First-ever case of Chronic Wasting Disease in wild elk found in Saskatchewan Animals found dead in early-April near Nipawin in province's east-central region Darren Bernhardt, TheStarPhoenix.com Published: Thursday, May 15, 2008 The first-ever cases of chronic wasting disease (CWD) in wild elk have been discovered in Saskatchewan, but the provincial government hasn't been very public about it.
The animals were found dead west of Nipawin in early April, close to Fort a la Corne in the province's east-central region. An "announcement" was posted May 6 on the Ministry of Environment website but not on the government's main page or distributed as a news release.
"We want to understand the significance of it before we take any radical action," said Rick Ashton, director of resource allocation at the fish and wildlife branch of the ministry. "They were found in an area highly infected with CWD in white-tailed deer. It's just another species. It's not a significant event at this point."
That's not how the Saskatchewan Wildlife Federation views it.

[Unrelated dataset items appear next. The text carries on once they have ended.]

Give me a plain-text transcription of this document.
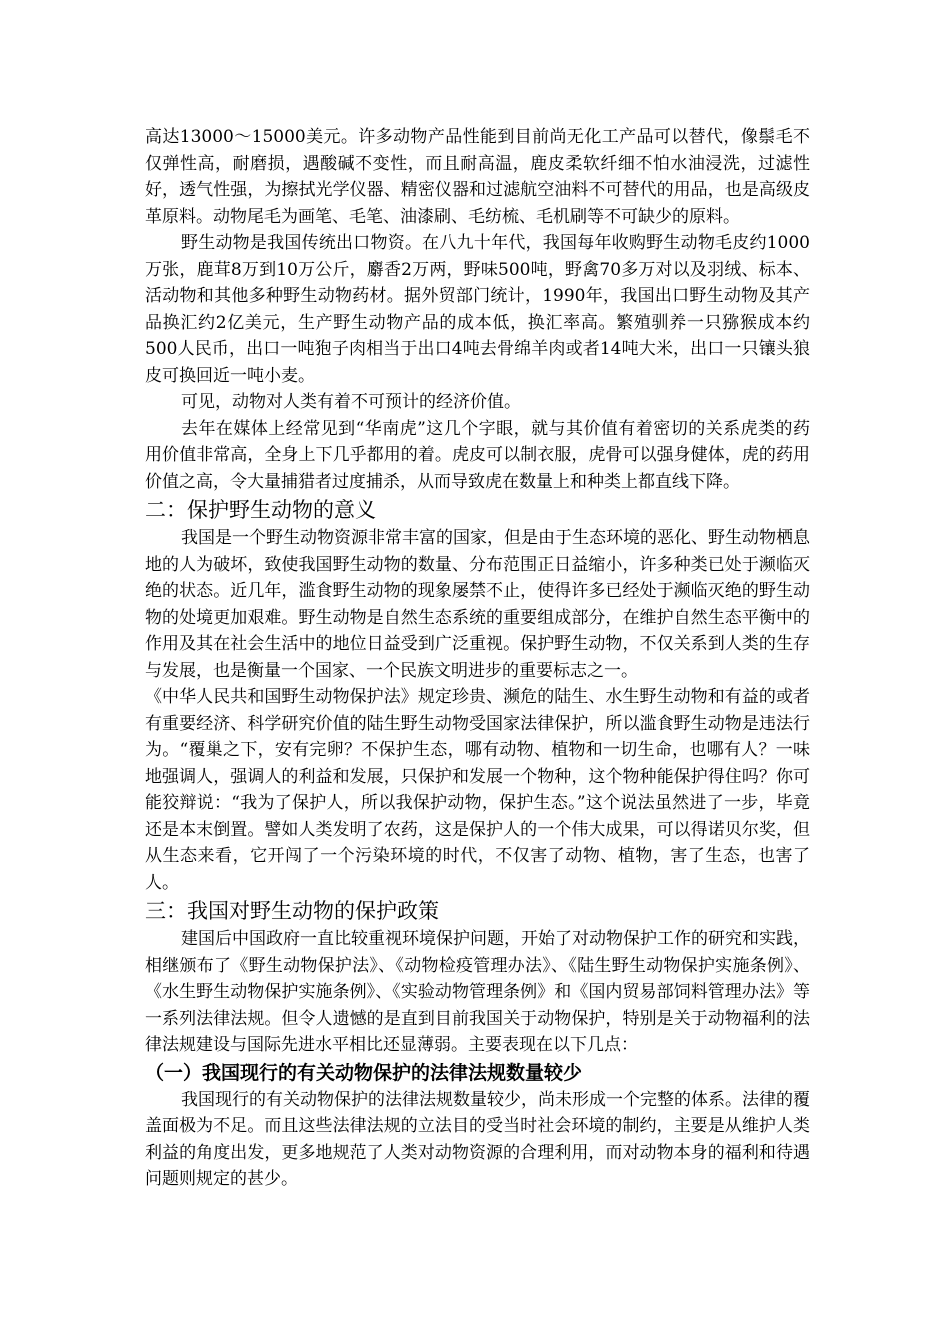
高达13000～15000美元。许多动物产品性能到目前尚无化工产品可以替代，像鬃毛不仅弹性高，耐磨损，遇酸碱不变性，而且耐高温，鹿皮柔软纤细不怕水油浸洗，过滤性好，透气性强，为擦拭光学仪器、精密仪器和过滤航空油料不可替代的用品，也是高级皮革原料。动物尾毛为画笔、毛笔、油漆刷、毛纺梳、毛机刷等不可缺少的原料。

野生动物是我国传统出口物资。在八九十年代，我国每年收购野生动物毛皮约1000万张，鹿茸8万到10万公斤，麝香2万两，野味500吨，野禽70多万对以及羽绒、标本、活动物和其他多种野生动物药材。据外贸部门统计，1990年，我国出口野生动物及其产品换汇约2亿美元，生产野生动物产品的成本低，换汇率高。繁殖驯养一只猕猴成本约500人民币，出口一吨狍子肉相当于出口4吨去骨绵羊肉或者14吨大米，出口一只镶头狼皮可换回近一吨小麦。

可见，动物对人类有着不可预计的经济价值。

去年在媒体上经常见到“华南虎”这几个字眼，就与其价值有着密切的关系虎类的药用价值非常高，全身上下几乎都用的着。虎皮可以制衣服，虎骨可以强身健体，虎的药用价值之高，令大量捕猎者过度捕杀，从而导致虎在数量上和种类上都直线下降。

二：保护野生动物的意义

我国是一个野生动物资源非常丰富的国家，但是由于生态环境的恶化、野生动物栖息地的人为破坏，致使我国野生动物的数量、分布范围正日益缩小，许多种类已处于濒临灭绝的状态。近几年，滥食野生动物的现象屡禁不止，使得许多已经处于濒临灭绝的野生动物的处境更加艰难。野生动物是自然生态系统的重要组成部分，在维护自然生态平衡中的作用及其在社会生活中的地位日益受到广泛重视。保护野生动物，不仅关系到人类的生存与发展，也是衡量一个国家、一个民族文明进步的重要标志之一。

《中华人民共和国野生动物保护法》规定珍贵、濒危的陆生、水生野生动物和有益的或者有重要经济、科学研究价值的陆生野生动物受国家法律保护，所以滥食野生动物是违法行为。“覆巢之下，安有完卵？不保护生态，哪有动物、植物和一切生命，也哪有人？一味地强调人，强调人的利益和发展，只保护和发展一个物种，这个物种能保护得住吗？你可能狡辩说：“我为了保护人，所以我保护动物，保护生态。”这个说法虽然进了一步，毕竟还是本末倒置。譬如人类发明了农药，这是保护人的一个伟大成果，可以得诺贝尔奖，但从生态来看，它开闯了一个污染环境的时代，不仅害了动物、植物，害了生态，也害了人。

三：我国对野生动物的保护政策

建国后中国政府一直比较重视环境保护问题，开始了对动物保护工作的研究和实践，相继颁布了《野生动物保护法》、《动物检疫管理办法》、《陆生野生动物保护实施条例》、《水生野生动物保护实施条例》、《实验动物管理条例》和《国内贸易部饲料管理办法》等一系列法律法规。但令人遗憾的是直到目前我国关于动物保护，特别是关于动物福利的法律法规建设与国际先进水平相比还显薄弱。主要表现在以下几点：

（一）我国现行的有关动物保护的法律法规数量较少

我国现行的有关动物保护的法律法规数量较少，尚未形成一个完整的体系。法律的覆盖面极为不足。而且这些法律法规的立法目的受当时社会环境的制约，主要是从维护人类利益的角度出发，更多地规范了人类对动物资源的合理利用，而对动物本身的福利和待遇问题则规定的甚少。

"These are the first cases in wild elk. It's out there now, so how long before it moves into even more species," said SWF executive director Darrell Crabbe. "We know moose can contract the disease and there's a good possibility from there it could jump to caribou."
The elk were both female cows, aged 11/2 and 31/2 years. The younger one was found dead in a pea field near a road and exhibited severe trauma consistent with being hit by a vehicle. The older animal was found in a field and appeared to have been dead for three or four days, according to the government. Only the head of the latter was submitted, so confirmation of the cause of death was not possible.

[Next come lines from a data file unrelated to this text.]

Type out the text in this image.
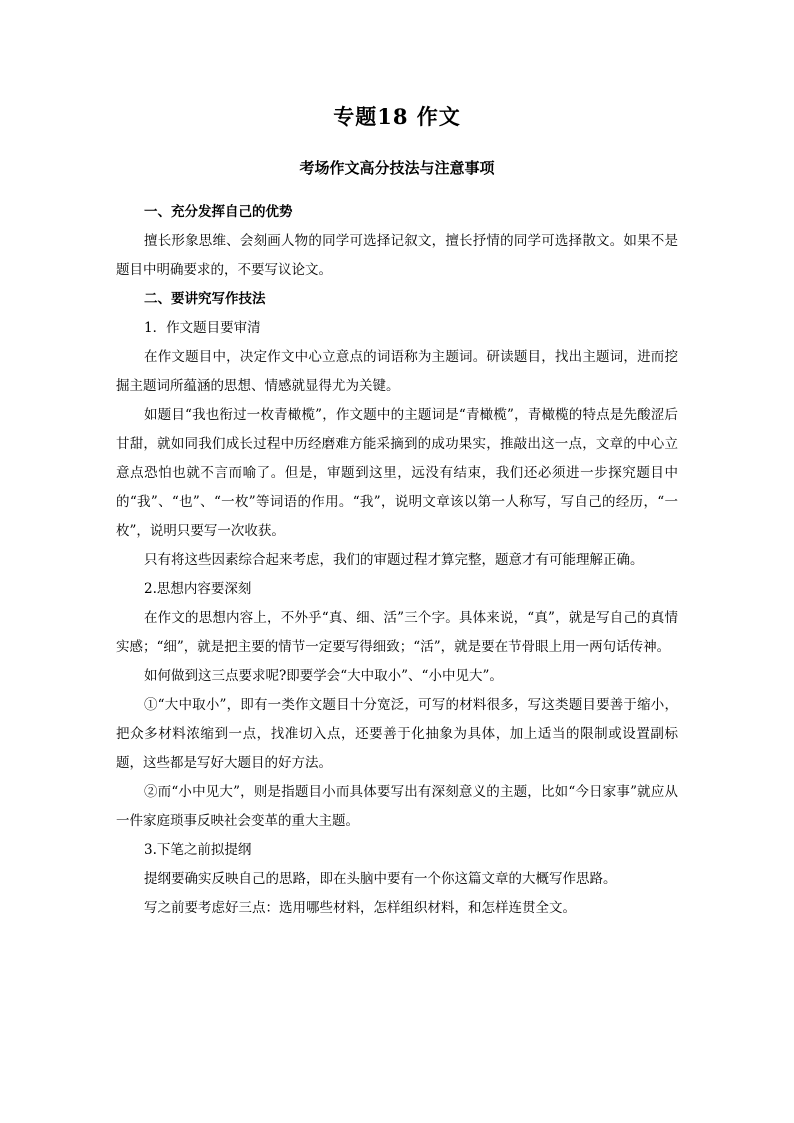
专题18 作文
考场作文高分技法与注意事项

一、充分发挥自己的优势

擅长形象思维、会刻画人物的同学可选择记叙文，擅长抒情的同学可选择散文。如果不是题目中明确要求的，不要写议论文。

二、要讲究写作技法

1．作文题目要审清

在作文题目中，决定作文中心立意点的词语称为主题词。研读题目，找出主题词，进而挖掘主题词所蕴涵的思想、情感就显得尤为关键。

如题目“我也衔过一枚青橄榄”，作文题中的主题词是“青橄榄”，青橄榄的特点是先酸涩后甘甜，就如同我们成长过程中历经磨难方能采摘到的成功果实，推敲出这一点，文章的中心立意点恐怕也就不言而喻了。但是，审题到这里，远没有结束，我们还必须进一步探究题目中的“我”、“也”、“一枚”等词语的作用。“我”，说明文章该以第一人称写，写自己的经历，“一枚”，说明只要写一次收获。

只有将这些因素综合起来考虑，我们的审题过程才算完整，题意才有可能理解正确。

2.思想内容要深刻

在作文的思想内容上，不外乎“真、细、活”三个字。具体来说，“真”，就是写自己的真情实感；“细”，就是把主要的情节一定要写得细致；“活”，就是要在节骨眼上用一两句话传神。

如何做到这三点要求呢?即要学会“大中取小”、“小中见大”。

①“大中取小”，即有一类作文题目十分宽泛，可写的材料很多，写这类题目要善于缩小，把众多材料浓缩到一点，找准切入点，还要善于化抽象为具体，加上适当的限制或设置副标题，这些都是写好大题目的好方法。

②而“小中见大”，则是指题目小而具体要写出有深刻意义的主题，比如“今日家事”就应从一件家庭琐事反映社会变革的重大主题。

3.下笔之前拟提纲

提纲要确实反映自己的思路，即在头脑中要有一个你这篇文章的大概写作思路。

写之前要考虑好三点：选用哪些材料，怎样组织材料，和怎样连贯全文。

Although both animals tested positive for CWD, it was believed they were in the early stages of the disease and did not die from that, the announcement states. The disease is a form of transmissible spongiform encephalopathy, attacking the brains and nervous systems of cervid (deer family) animals.
The Ministry of Environment is planning to meet with a CWD committee - comprised of wildlife groups, hunter organizations, stock growers, rural municipalities and First Nations - to discuss the findings and develop a management plan.
The SWF doesn't have a lot of faith in the government management policies. An inventory program intended to monitor the number of animals in game farms is "a joke," said Crabbe, who blames game farms for CWD in the province by setting less valuable animals in the wild.
Hunt farms bring in a lot of money for farmers and ranchers who have suffered from reduced incomes during the years. Wealthy hunters from the United States will pay thousands of dollars for a day's hunt, and they want to return with something to show for it, said Crabbe, who is skeptical the diseased Saskatchewan elk were wild animals.
"I find it very coincidental, too coincidental, to find two cows, so close in age, both testing positive in that area," he said, noting cows are less valuable than elk bulls to hunters.
The ministry's wildlife disease specialist, Dr. Yeen Ten Hwang, said there is no evidence the elk were originally domestic.
"There were no ear tags and the pathologist saw no hair loss or ripping where the tags might have been," she said.
Asked why the findings weren't publicized to the media, she said, "I don't know. We've had a lot of CWD in the deer and it was only a matter of time until it was transferred to elk. We sort of expected it."
The first cases of CWD in Canada were traced to a Lloydminster-area farm that imported animals from South Dakota in the 1980s. How CWD is transmitted is not yet completely understood, though it is believed to occur if animals are in close proximity, likely through the saliva, feces or urine.
An outbreak of CWD in the 1990s devastated the herds and livelihoods of many producers. There is no way to confirm the presence of the disease until the brain can be examined. As a result, tens of thousands of animals have been killed to contain the spread of CWD. The vast majority have tested negative.
"We certainly weren't trying to keep it quiet," Ashton said of the dead elk. "We let the important folks who needed to know about it know. We did suppress it until we could tell our key and critical stakeholders because if something like this gets out, it will spread fast and it is important to carefully manage our communications. Then we put it on the website, which is very public."